01:38:41 In the meantime, you guys should check out the new Rocket Pixie song that I played at the beginning of the of the show. It's, I'll, I'll put the link out on Twitter probably tomorrow, and, and, well, on Telegram too. And there's a, there's more, there's more where that came from. In the meantime, you guys have a good rest of your weekend for Black Pilled. I am, of course, Devon Stack.
Reporter
01:39:10 40 seconds after she walks in, a man jogs up to the door. The young woman you're watching is walking back to her own apartment building. It's just after 1030 at night. She's coming home from a festival downtown. She's smiling. She's relaxed. Watch her glance behind her.

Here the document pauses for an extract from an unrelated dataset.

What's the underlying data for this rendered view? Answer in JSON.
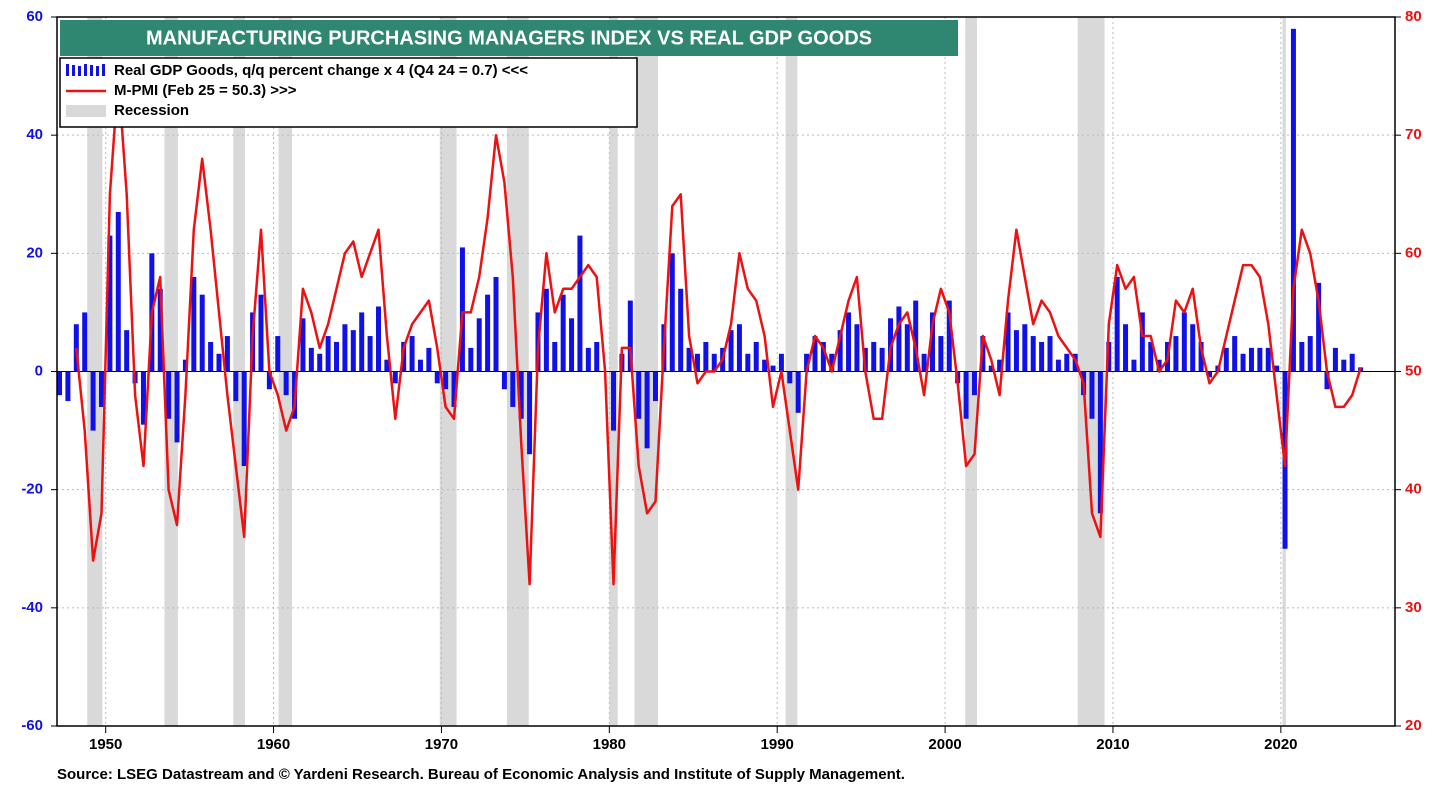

01:39:29 She doesn't know she was followed 40 seconds after she walks in. A man jogs up to the door. He looks through the glass. He sees her on the couch inside. He waves to get her attention. They talk for less than a minute. Then she opens the door and lets him in. She would never come out alive. Her name is Pava LaPere. She's 26 years old.
Pava LaPere
01:39:55 You see, I had my life entirely mapped out, a blueprint. For how I was going to make a change in the world,
Kevin - 911 Caller
01:40:04 there's a dead body on the rooftop of 306 West Franklin.
911 Dispatch
01:40:09 Exactly what happened, Kevin?
Kevin - 911 Caller
01:40:11 We filed a missing person report for our my friend and boss this morning, and we just checked the rooftop of the building. I'm looking at her.
911 Dispatch
01:40:22 Okay, is she awake?
Kevin - 911 Caller
01:40:24 No,
911 Dispatch
01:40:26 is she breathing?
Kevin - 911 Caller
01:40:27 No.
911 Dispatch
01:40:29 Please tell me, why does it
Kevin - 911 Caller
01:40:32 like she's it?
911 Dispatch
01:40:38 You gotta get closer, Kevin. Why is it like she's it? Come on, Kevin, you got this.
Kevin - 911 Caller
01:40:50 She, her face is.. she looks like she's been dead for a couple of days, and she's partly naked. I think she was being killed.
911 Dispatch
01:41:00 I'm sending you help, Kevin. All right, are you okay? I'm okay. All right,
Interrogator
01:41:05 let me ask you this. Let me ask you this. Were you at 306 That is the address, right? Yeah, 306306 West Franklin Street. You gotta answer me that. Okay,
Murder Suspect
01:41:18 so my own sister, like, that's crazy.
Interrogator
01:41:28 That's crazy.
01:41:30 Let me tell you, what's crazy, what's crazy is this young lady was a pillar in the community going into her apartment trying to make her life better and the lives better for everybody around her. She fought for Black Lives Matter, she fought for police and justice, right? She fought for all of that. She was an advocate for all of that, and the very thing, and the very people she fought for, she died at the hands of this guy right here. She died at the hands of this guy, the guy that she would advocate for, the guy. So that's what's up. Eco man technology stands against systemic racism, bigotry in a police state that criminalizes black bodies. That's what she promotes.